Operations are planned over a timeline of several years and broken down into hours – all in consultation with Axpo project and plant managers as well as partners at Swissgrid and the cantonal and city utilities. Only once all the preparations are in place can the specialists from grid control safely disconnect a line or a transformer. It goes without saying that electricity flow on the grid cannot be disrupted. This is made possible by the electricity grid’s redundant design (see box).
‘A secure electricity supply is top priority in everything we do,’ says Rainer Lietzow, summing up his job. He gives the air of someone who is circumspect, pragmatic and calm, yet fully alert. He’s also an excellent communicator – a good mix for a job so central to supply logistics. He has worked as an electrical engineer at Axpo since 1999 and been in his current position since 2016. He and his crew have several decades of experience between them and work well together as a team.
In addition to the scheduled disconnection of network components, unplanned disruption can also occur. The forces of nature are often at play here. For example, storms or lightning can cause damage to the grid, but humans also cause incidents. An outside company might drill into a ground cable line during construction work, for instance. The operators of the energy and grid control centre are on alert around the clock. In the event of a fault, the protection systems always automatically switch off the affected grid area. Automatic reconnection usually takes a few seconds. If this is not the case, the experts in the operations centres must be called in to determine and repair the damage.
The energy and grid control centre is the ‘brain’ of the grid system, so to speak, and the premises are secured accordingly. Access is strictly regulated. The centrepiece is the control room, where maps, graphics and rows of numbers are displayed on two metre-wide display boards. The system processes around 60,000 messages and 25,000 measured values. There is no trace of hustle and bustle. The mood is concentrated but relaxed
This is also where practice for a potential large-scale power outage in Switzerland happens – if it all goes dark and the public telephone lines go quiet. The energy and grid control centre must be able to act, which is why it has its own power supply and telephone network, including satellite connection. ‘We have defined clear processes so that we can secure the reconstruction of the network as quickly as possible. We also practice these worst-case scenarios annually with Swissgrid and the power plants on the simulator. Fortunately, no emergency of this magnitude has occurred so far. We are doing everything we can to ensure that this remains the case in the future,’ adds Rainer Lietzow.
Axpo worked with a software company to develop the Incident Management app. It merges all the information required to run the Axpo electricity grid securely and reliably. Interruptions are logged quickly and all responsible positions promptly informed of all events – both planned and unplanned – on a running basis. Each measure taken in connection with these is documented in the app to ensure all those involved are kept up to date at all times.

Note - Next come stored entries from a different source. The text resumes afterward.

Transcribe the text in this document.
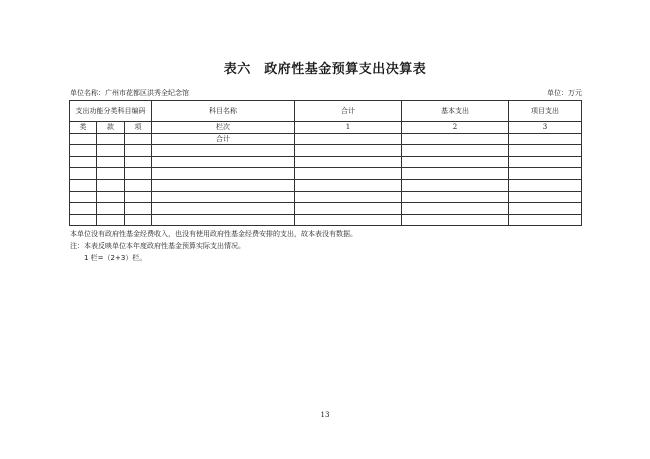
表六　政府性基金预算支出决算表
单位名称：广州市花都区洪秀全纪念馆	单位：万元
支出功能分类科目编码			科目名称	合计	基本支出	项目支出
类	款	项				
			栏次	1	2	3
			合计			

本单位没有政府性基金经费收入，也没有使用政府性基金经费安排的支出，故本表没有数据。
注：本表反映单位本年度政府性基金预算实际支出情况。
1 栏=（2+3）栏。
13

A transformer has been disconnected, a crane has come into contact with a line and put it out of action – but electricity continues to flow uninterrupted through the grid. How is that possible? The answer? Both the Axpo grid and the Swiss electricity grid as a whole have a redundant design. The same applies to the rest of Europe. The redundancy formula is called N-1. According to the N-1 rule, if a grid component fails, whether planned or not, a fallback option must always be in place at maximum capacity, i.e. if one powerline fails, the electricity can ‘simply’ flow via another line. Axpo has top ratings in Switzerland when it comes to security of supply, also making it a top performer internationally.